My blog posts are optimised and strategised for Pinterest – so that they can be shared and re-posted on there, with my imagery also being complementary to my Instagram page, and my blog being indexed on Bloglovin’ so that fellow bloggers – and readers – can find it easily. I don’t have text-heavy anecdotes to share on Twitter, in fact, my candid thoughts usually find their way onto my Instagram Stories or highlights. And I don’t have a Facebook page because I don’t believe that neither my demographic nor my content is best served to be on that platform.
It’s not a bad thing not to fit the mould of every network – in fact, it’s better because it allows you to focus on the social media platforms that count. Put that energy into the strategy behind your social posts on the platforms they’re best suited for and you’ll see your content received in much better ways than if you were bending over backwards to post on a network that doesn’t fit with your style or content anyway.
These two questions – though they might seem obvious – have saved me so much time from following dead-ends that would have gotten me nowhere. I had a Twitter profile for a year before I deactivated it, because I wasn’t serving myself or those who followed me on there in the right way. Figuring out what you want to offer your followers is important, and doing so not only in the easiest way for them, but on the platform most suited to the content you want to share, is the best way to make sure that what you’re creating actually reaches the eyes of those that you want to see it.

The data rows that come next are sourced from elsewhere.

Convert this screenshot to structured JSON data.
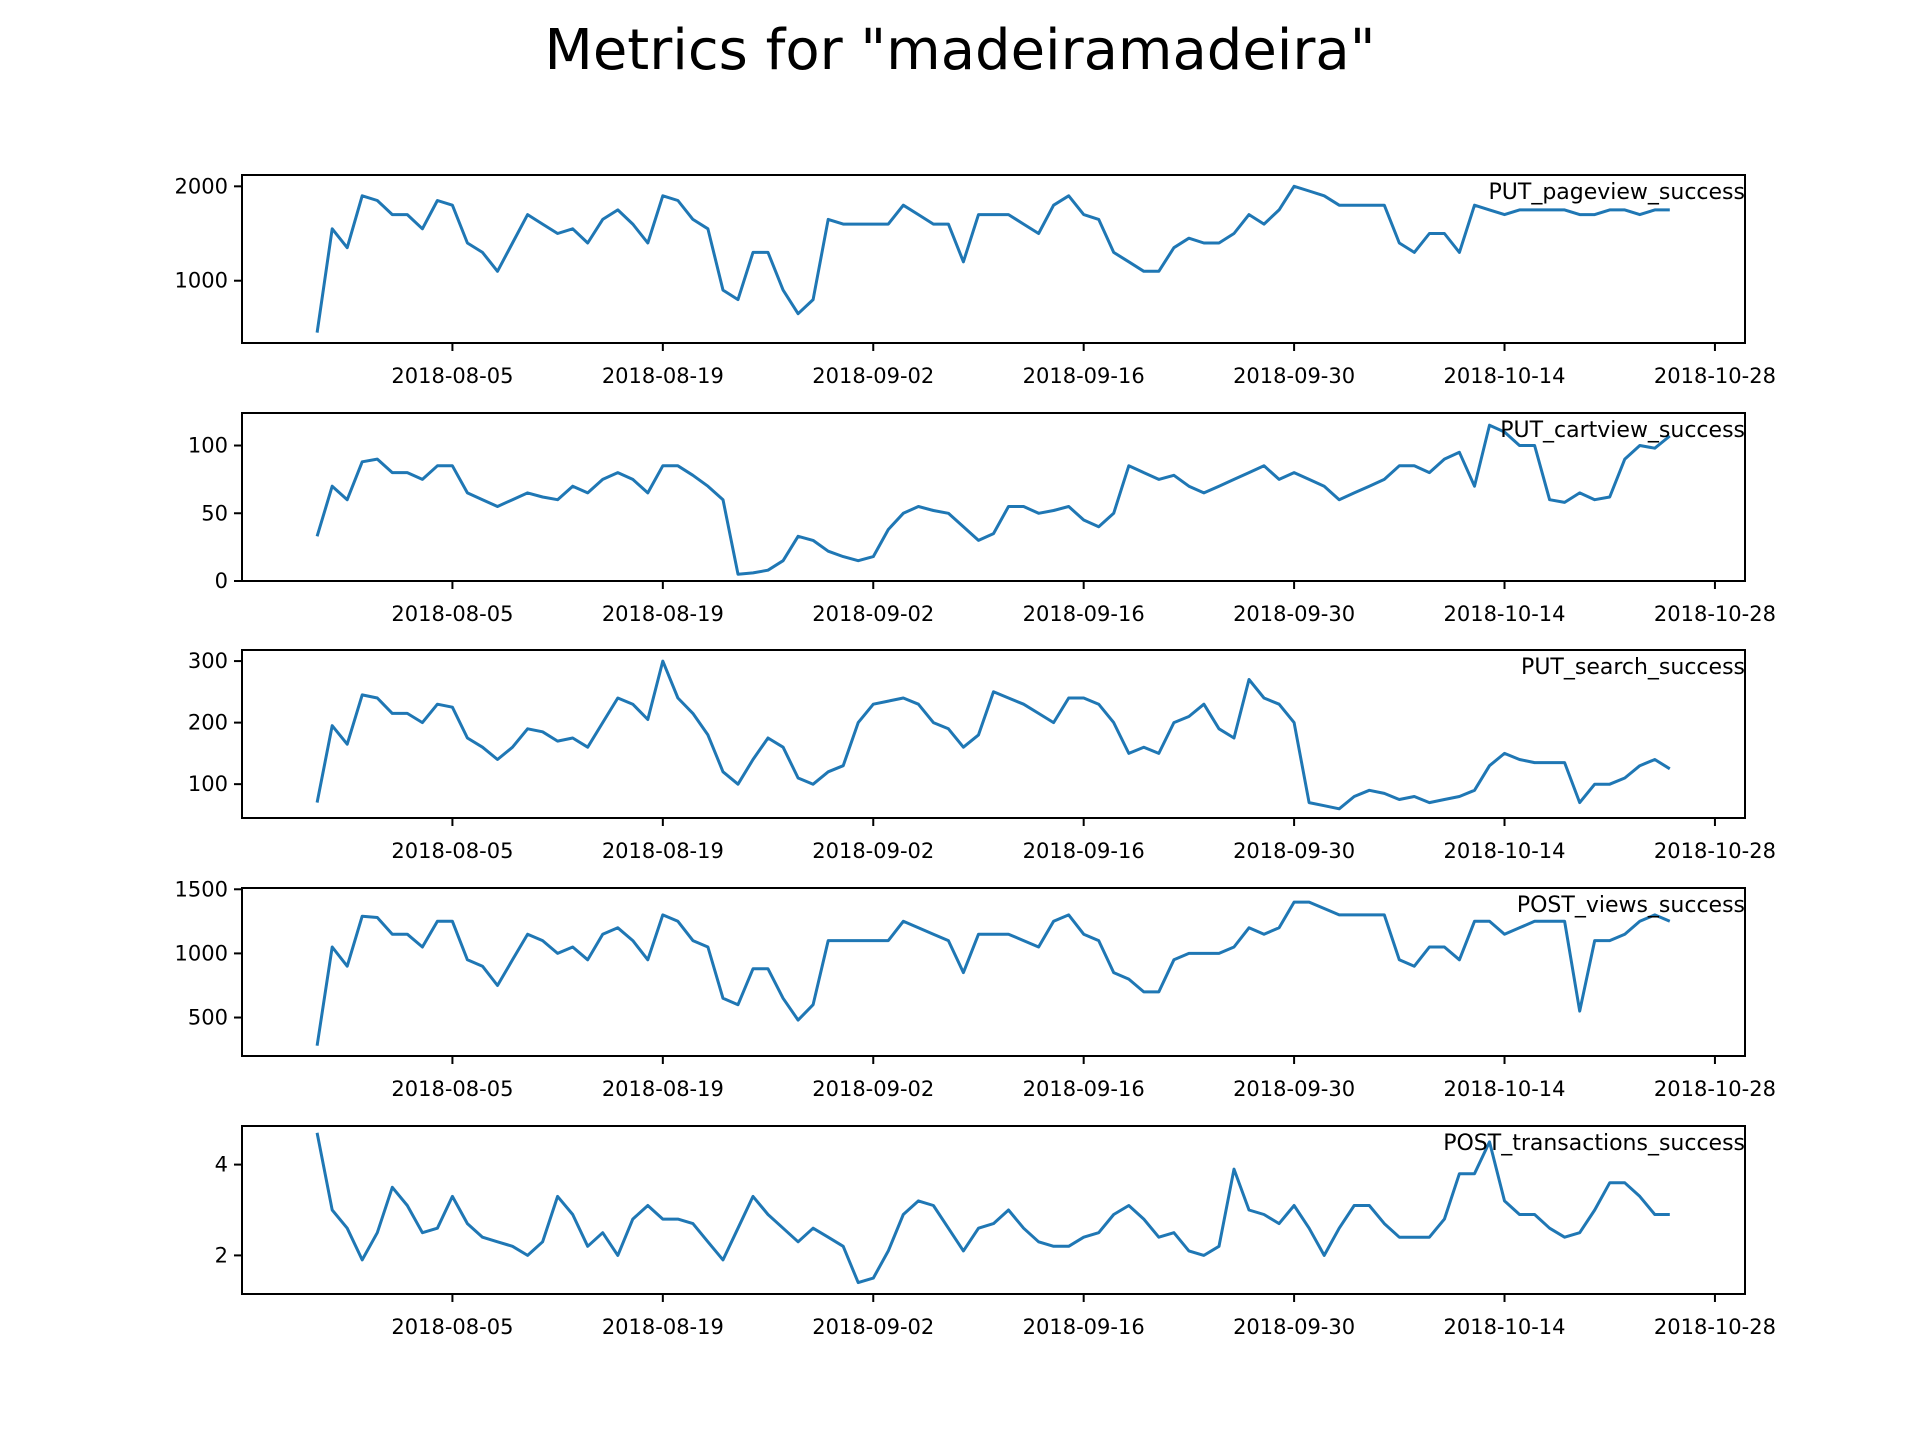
{
  "title": "Metrics for \"madeiramadeira\"",
  "colors": {
    "line": "#1f77b4",
    "axis": "#000000"
  },
  "chart_data": [
    {
      "type": "line",
      "name": "PUT_pageview_success",
      "x_ticks": [
        "2018-08-05",
        "2018-08-19",
        "2018-09-02",
        "2018-09-16",
        "2018-09-30",
        "2018-10-14",
        "2018-10-28"
      ],
      "y_ticks": [
        1000,
        2000
      ],
      "ylim": [
        340,
        2120
      ],
      "x_range": [
        "2018-07-22",
        "2018-10-30"
      ],
      "x": [
        "2018-07-27",
        "2018-07-28",
        "2018-07-29",
        "2018-07-30",
        "2018-07-31",
        "2018-08-01",
        "2018-08-02",
        "2018-08-03",
        "2018-08-04",
        "2018-08-05",
        "2018-08-06",
        "2018-08-07",
        "2018-08-08",
        "2018-08-09",
        "2018-08-10",
        "2018-08-11",
        "2018-08-12",
        "2018-08-13",
        "2018-08-14",
        "2018-08-15",
        "2018-08-16",
        "2018-08-17",
        "2018-08-18",
        "2018-08-19",
        "2018-08-20",
        "2018-08-21",
        "2018-08-22",
        "2018-08-23",
        "2018-08-24",
        "2018-08-25",
        "2018-08-26",
        "2018-08-27",
        "2018-08-28",
        "2018-08-29",
        "2018-08-30",
        "2018-08-31",
        "2018-09-01",
        "2018-09-02",
        "2018-09-03",
        "2018-09-04",
        "2018-09-05",
        "2018-09-06",
        "2018-09-07",
        "2018-09-08",
        "2018-09-09",
        "2018-09-10",
        "2018-09-11",
        "2018-09-12",
        "2018-09-13",
        "2018-09-14",
        "2018-09-15",
        "2018-09-16",
        "2018-09-17",
        "2018-09-18",
        "2018-09-19",
        "2018-09-20",
        "2018-09-21",
        "2018-09-22",
        "2018-09-23",
        "2018-09-24",
        "2018-09-25",
        "2018-09-26",
        "2018-09-27",
        "2018-09-28",
        "2018-09-29",
        "2018-09-30",
        "2018-10-01",
        "2018-10-02",
        "2018-10-03",
        "2018-10-04",
        "2018-10-05",
        "2018-10-06",
        "2018-10-07",
        "2018-10-08",
        "2018-10-09",
        "2018-10-10",
        "2018-10-11",
        "2018-10-12",
        "2018-10-13",
        "2018-10-14",
        "2018-10-15",
        "2018-10-16",
        "2018-10-17",
        "2018-10-18",
        "2018-10-19",
        "2018-10-20",
        "2018-10-21",
        "2018-10-22",
        "2018-10-23",
        "2018-10-24",
        "2018-10-25"
      ],
      "values": [
        450,
        1550,
        1350,
        1900,
        1850,
        1700,
        1700,
        1550,
        1850,
        1800,
        1400,
        1300,
        1100,
        1400,
        1700,
        1600,
        1500,
        1550,
        1400,
        1650,
        1750,
        1600,
        1400,
        1900,
        1850,
        1650,
        1550,
        900,
        800,
        1300,
        1300,
        900,
        650,
        800,
        1650,
        1600,
        1600,
        1600,
        1600,
        1800,
        1700,
        1600,
        1600,
        1200,
        1700,
        1700,
        1700,
        1600,
        1500,
        1800,
        1900,
        1700,
        1650,
        1300,
        1200,
        1100,
        1100,
        1350,
        1450,
        1400,
        1400,
        1500,
        1700,
        1600,
        1750,
        2000,
        1950,
        1900,
        1800,
        1800,
        1800,
        1800,
        1400,
        1300,
        1500,
        1500,
        1300,
        1800,
        1750,
        1700,
        1750,
        1750,
        1750,
        1750,
        1700,
        1700,
        1750,
        1750,
        1700,
        1750,
        1750
      ]
    },
    {
      "type": "line",
      "name": "PUT_cartview_success",
      "x_ticks": [
        "2018-08-05",
        "2018-08-19",
        "2018-09-02",
        "2018-09-16",
        "2018-09-30",
        "2018-10-14",
        "2018-10-28"
      ],
      "y_ticks": [
        0,
        50,
        100
      ],
      "ylim": [
        0,
        124
      ],
      "x_range": [
        "2018-07-22",
        "2018-10-30"
      ],
      "x": [
        "2018-07-27",
        "2018-07-28",
        "2018-07-29",
        "2018-07-30",
        "2018-07-31",
        "2018-08-01",
        "2018-08-02",
        "2018-08-03",
        "2018-08-04",
        "2018-08-05",
        "2018-08-06",
        "2018-08-07",
        "2018-08-08",
        "2018-08-09",
        "2018-08-10",
        "2018-08-11",
        "2018-08-12",
        "2018-08-13",
        "2018-08-14",
        "2018-08-15",
        "2018-08-16",
        "2018-08-17",
        "2018-08-18",
        "2018-08-19",
        "2018-08-20",
        "2018-08-21",
        "2018-08-22",
        "2018-08-23",
        "2018-08-24",
        "2018-08-25",
        "2018-08-26",
        "2018-08-27",
        "2018-08-28",
        "2018-08-29",
        "2018-08-30",
        "2018-08-31",
        "2018-09-01",
        "2018-09-02",
        "2018-09-03",
        "2018-09-04",
        "2018-09-05",
        "2018-09-06",
        "2018-09-07",
        "2018-09-08",
        "2018-09-09",
        "2018-09-10",
        "2018-09-11",
        "2018-09-12",
        "2018-09-13",
        "2018-09-14",
        "2018-09-15",
        "2018-09-16",
        "2018-09-17",
        "2018-09-18",
        "2018-09-19",
        "2018-09-20",
        "2018-09-21",
        "2018-09-22",
        "2018-09-23",
        "2018-09-24",
        "2018-09-25",
        "2018-09-26",
        "2018-09-27",
        "2018-09-28",
        "2018-09-29",
        "2018-09-30",
        "2018-10-01",
        "2018-10-02",
        "2018-10-03",
        "2018-10-04",
        "2018-10-05",
        "2018-10-06",
        "2018-10-07",
        "2018-10-08",
        "2018-10-09",
        "2018-10-10",
        "2018-10-11",
        "2018-10-12",
        "2018-10-13",
        "2018-10-14",
        "2018-10-15",
        "2018-10-16",
        "2018-10-17",
        "2018-10-18",
        "2018-10-19",
        "2018-10-20",
        "2018-10-21",
        "2018-10-22",
        "2018-10-23",
        "2018-10-24",
        "2018-10-25"
      ],
      "values": [
        33,
        70,
        60,
        88,
        90,
        80,
        80,
        75,
        85,
        85,
        65,
        60,
        55,
        60,
        65,
        62,
        60,
        70,
        65,
        75,
        80,
        75,
        65,
        85,
        85,
        78,
        70,
        60,
        5,
        6,
        8,
        15,
        33,
        30,
        22,
        18,
        15,
        18,
        38,
        50,
        55,
        52,
        50,
        40,
        30,
        35,
        55,
        55,
        50,
        52,
        55,
        45,
        40,
        50,
        85,
        80,
        75,
        78,
        70,
        65,
        70,
        75,
        80,
        85,
        75,
        80,
        75,
        70,
        60,
        65,
        70,
        75,
        85,
        85,
        80,
        90,
        95,
        70,
        115,
        110,
        100,
        100,
        60,
        58,
        65,
        60,
        62,
        90,
        100,
        98,
        107
      ]
    },
    {
      "type": "line",
      "name": "PUT_search_success",
      "x_ticks": [
        "2018-08-05",
        "2018-08-19",
        "2018-09-02",
        "2018-09-16",
        "2018-09-30",
        "2018-10-14",
        "2018-10-28"
      ],
      "y_ticks": [
        100,
        200,
        300
      ],
      "ylim": [
        45,
        318
      ],
      "x_range": [
        "2018-07-22",
        "2018-10-30"
      ],
      "x": [
        "2018-07-27",
        "2018-07-28",
        "2018-07-29",
        "2018-07-30",
        "2018-07-31",
        "2018-08-01",
        "2018-08-02",
        "2018-08-03",
        "2018-08-04",
        "2018-08-05",
        "2018-08-06",
        "2018-08-07",
        "2018-08-08",
        "2018-08-09",
        "2018-08-10",
        "2018-08-11",
        "2018-08-12",
        "2018-08-13",
        "2018-08-14",
        "2018-08-15",
        "2018-08-16",
        "2018-08-17",
        "2018-08-18",
        "2018-08-19",
        "2018-08-20",
        "2018-08-21",
        "2018-08-22",
        "2018-08-23",
        "2018-08-24",
        "2018-08-25",
        "2018-08-26",
        "2018-08-27",
        "2018-08-28",
        "2018-08-29",
        "2018-08-30",
        "2018-08-31",
        "2018-09-01",
        "2018-09-02",
        "2018-09-03",
        "2018-09-04",
        "2018-09-05",
        "2018-09-06",
        "2018-09-07",
        "2018-09-08",
        "2018-09-09",
        "2018-09-10",
        "2018-09-11",
        "2018-09-12",
        "2018-09-13",
        "2018-09-14",
        "2018-09-15",
        "2018-09-16",
        "2018-09-17",
        "2018-09-18",
        "2018-09-19",
        "2018-09-20",
        "2018-09-21",
        "2018-09-22",
        "2018-09-23",
        "2018-09-24",
        "2018-09-25",
        "2018-09-26",
        "2018-09-27",
        "2018-09-28",
        "2018-09-29",
        "2018-09-30",
        "2018-10-01",
        "2018-10-02",
        "2018-10-03",
        "2018-10-04",
        "2018-10-05",
        "2018-10-06",
        "2018-10-07",
        "2018-10-08",
        "2018-10-09",
        "2018-10-10",
        "2018-10-11",
        "2018-10-12",
        "2018-10-13",
        "2018-10-14",
        "2018-10-15",
        "2018-10-16",
        "2018-10-17",
        "2018-10-18",
        "2018-10-19",
        "2018-10-20",
        "2018-10-21",
        "2018-10-22",
        "2018-10-23",
        "2018-10-24",
        "2018-10-25"
      ],
      "values": [
        70,
        195,
        165,
        245,
        240,
        215,
        215,
        200,
        230,
        225,
        175,
        160,
        140,
        160,
        190,
        185,
        170,
        175,
        160,
        200,
        240,
        230,
        205,
        300,
        240,
        215,
        180,
        120,
        100,
        140,
        175,
        160,
        110,
        100,
        120,
        130,
        200,
        230,
        235,
        240,
        230,
        200,
        190,
        160,
        180,
        250,
        240,
        230,
        215,
        200,
        240,
        240,
        230,
        200,
        150,
        160,
        150,
        200,
        210,
        230,
        190,
        175,
        270,
        240,
        230,
        200,
        70,
        65,
        60,
        80,
        90,
        85,
        75,
        80,
        70,
        75,
        80,
        90,
        130,
        150,
        140,
        135,
        135,
        135,
        70,
        100,
        100,
        110,
        130,
        140,
        125
      ]
    },
    {
      "type": "line",
      "name": "POST_views_success",
      "x_ticks": [
        "2018-08-05",
        "2018-08-19",
        "2018-09-02",
        "2018-09-16",
        "2018-09-30",
        "2018-10-14",
        "2018-10-28"
      ],
      "y_ticks": [
        500,
        1000,
        1500
      ],
      "ylim": [
        200,
        1510
      ],
      "x_range": [
        "2018-07-22",
        "2018-10-30"
      ],
      "x": [
        "2018-07-27",
        "2018-07-28",
        "2018-07-29",
        "2018-07-30",
        "2018-07-31",
        "2018-08-01",
        "2018-08-02",
        "2018-08-03",
        "2018-08-04",
        "2018-08-05",
        "2018-08-06",
        "2018-08-07",
        "2018-08-08",
        "2018-08-09",
        "2018-08-10",
        "2018-08-11",
        "2018-08-12",
        "2018-08-13",
        "2018-08-14",
        "2018-08-15",
        "2018-08-16",
        "2018-08-17",
        "2018-08-18",
        "2018-08-19",
        "2018-08-20",
        "2018-08-21",
        "2018-08-22",
        "2018-08-23",
        "2018-08-24",
        "2018-08-25",
        "2018-08-26",
        "2018-08-27",
        "2018-08-28",
        "2018-08-29",
        "2018-08-30",
        "2018-08-31",
        "2018-09-01",
        "2018-09-02",
        "2018-09-03",
        "2018-09-04",
        "2018-09-05",
        "2018-09-06",
        "2018-09-07",
        "2018-09-08",
        "2018-09-09",
        "2018-09-10",
        "2018-09-11",
        "2018-09-12",
        "2018-09-13",
        "2018-09-14",
        "2018-09-15",
        "2018-09-16",
        "2018-09-17",
        "2018-09-18",
        "2018-09-19",
        "2018-09-20",
        "2018-09-21",
        "2018-09-22",
        "2018-09-23",
        "2018-09-24",
        "2018-09-25",
        "2018-09-26",
        "2018-09-27",
        "2018-09-28",
        "2018-09-29",
        "2018-09-30",
        "2018-10-01",
        "2018-10-02",
        "2018-10-03",
        "2018-10-04",
        "2018-10-05",
        "2018-10-06",
        "2018-10-07",
        "2018-10-08",
        "2018-10-09",
        "2018-10-10",
        "2018-10-11",
        "2018-10-12",
        "2018-10-13",
        "2018-10-14",
        "2018-10-15",
        "2018-10-16",
        "2018-10-17",
        "2018-10-18",
        "2018-10-19",
        "2018-10-20",
        "2018-10-21",
        "2018-10-22",
        "2018-10-23",
        "2018-10-24",
        "2018-10-25"
      ],
      "values": [
        280,
        1050,
        900,
        1290,
        1280,
        1150,
        1150,
        1050,
        1250,
        1250,
        950,
        900,
        750,
        950,
        1150,
        1100,
        1000,
        1050,
        950,
        1150,
        1200,
        1100,
        950,
        1300,
        1250,
        1100,
        1050,
        650,
        600,
        880,
        880,
        650,
        480,
        600,
        1100,
        1100,
        1100,
        1100,
        1100,
        1250,
        1200,
        1150,
        1100,
        850,
        1150,
        1150,
        1150,
        1100,
        1050,
        1250,
        1300,
        1150,
        1100,
        850,
        800,
        700,
        700,
        950,
        1000,
        1000,
        1000,
        1050,
        1200,
        1150,
        1200,
        1400,
        1400,
        1350,
        1300,
        1300,
        1300,
        1300,
        950,
        900,
        1050,
        1050,
        950,
        1250,
        1250,
        1150,
        1200,
        1250,
        1250,
        1250,
        550,
        1100,
        1100,
        1150,
        1250,
        1300,
        1250
      ]
    },
    {
      "type": "line",
      "name": "POST_transactions_success",
      "x_ticks": [
        "2018-08-05",
        "2018-08-19",
        "2018-09-02",
        "2018-09-16",
        "2018-09-30",
        "2018-10-14",
        "2018-10-28"
      ],
      "y_ticks": [
        2,
        4
      ],
      "ylim": [
        1.15,
        4.85
      ],
      "x_range": [
        "2018-07-22",
        "2018-10-30"
      ],
      "x": [
        "2018-07-27",
        "2018-07-28",
        "2018-07-29",
        "2018-07-30",
        "2018-07-31",
        "2018-08-01",
        "2018-08-02",
        "2018-08-03",
        "2018-08-04",
        "2018-08-05",
        "2018-08-06",
        "2018-08-07",
        "2018-08-08",
        "2018-08-09",
        "2018-08-10",
        "2018-08-11",
        "2018-08-12",
        "2018-08-13",
        "2018-08-14",
        "2018-08-15",
        "2018-08-16",
        "2018-08-17",
        "2018-08-18",
        "2018-08-19",
        "2018-08-20",
        "2018-08-21",
        "2018-08-22",
        "2018-08-23",
        "2018-08-24",
        "2018-08-25",
        "2018-08-26",
        "2018-08-27",
        "2018-08-28",
        "2018-08-29",
        "2018-08-30",
        "2018-08-31",
        "2018-09-01",
        "2018-09-02",
        "2018-09-03",
        "2018-09-04",
        "2018-09-05",
        "2018-09-06",
        "2018-09-07",
        "2018-09-08",
        "2018-09-09",
        "2018-09-10",
        "2018-09-11",
        "2018-09-12",
        "2018-09-13",
        "2018-09-14",
        "2018-09-15",
        "2018-09-16",
        "2018-09-17",
        "2018-09-18",
        "2018-09-19",
        "2018-09-20",
        "2018-09-21",
        "2018-09-22",
        "2018-09-23",
        "2018-09-24",
        "2018-09-25",
        "2018-09-26",
        "2018-09-27",
        "2018-09-28",
        "2018-09-29",
        "2018-09-30",
        "2018-10-01",
        "2018-10-02",
        "2018-10-03",
        "2018-10-04",
        "2018-10-05",
        "2018-10-06",
        "2018-10-07",
        "2018-10-08",
        "2018-10-09",
        "2018-10-10",
        "2018-10-11",
        "2018-10-12",
        "2018-10-13",
        "2018-10-14",
        "2018-10-15",
        "2018-10-16",
        "2018-10-17",
        "2018-10-18",
        "2018-10-19",
        "2018-10-20",
        "2018-10-21",
        "2018-10-22",
        "2018-10-23",
        "2018-10-24",
        "2018-10-25"
      ],
      "values": [
        4.7,
        3.0,
        2.6,
        1.9,
        2.5,
        3.5,
        3.1,
        2.5,
        2.6,
        3.3,
        2.7,
        2.4,
        2.3,
        2.2,
        2.0,
        2.3,
        3.3,
        2.9,
        2.2,
        2.5,
        2.0,
        2.8,
        3.1,
        2.8,
        2.8,
        2.7,
        2.3,
        1.9,
        2.6,
        3.3,
        2.9,
        2.6,
        2.3,
        2.6,
        2.4,
        2.2,
        1.4,
        1.5,
        2.1,
        2.9,
        3.2,
        3.1,
        2.6,
        2.1,
        2.6,
        2.7,
        3.0,
        2.6,
        2.3,
        2.2,
        2.2,
        2.4,
        2.5,
        2.9,
        3.1,
        2.8,
        2.4,
        2.5,
        2.1,
        2.0,
        2.2,
        3.9,
        3.0,
        2.9,
        2.7,
        3.1,
        2.6,
        2.0,
        2.6,
        3.1,
        3.1,
        2.7,
        2.4,
        2.4,
        2.4,
        2.8,
        3.8,
        3.8,
        4.5,
        3.2,
        2.9,
        2.9,
        2.6,
        2.4,
        2.5,
        3.0,
        3.6,
        3.6,
        3.3,
        2.9,
        2.9
      ]
    }
  ]
}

Producing content that complements a social media network’s algorithm will benefit you in a million more ways than if you were trying to force your content into a mould that doesn’t fit your blog just for the sake of an algorithm that doesn’t represent you or your creative side in the slightest.
I’d love to know your thoughts on this topic, whether you agree or disagree – and what social media platform’s you’re most active on. As always, thank-you so much for reading and I’ll catch up with you next week!
What’s your favourite social platform?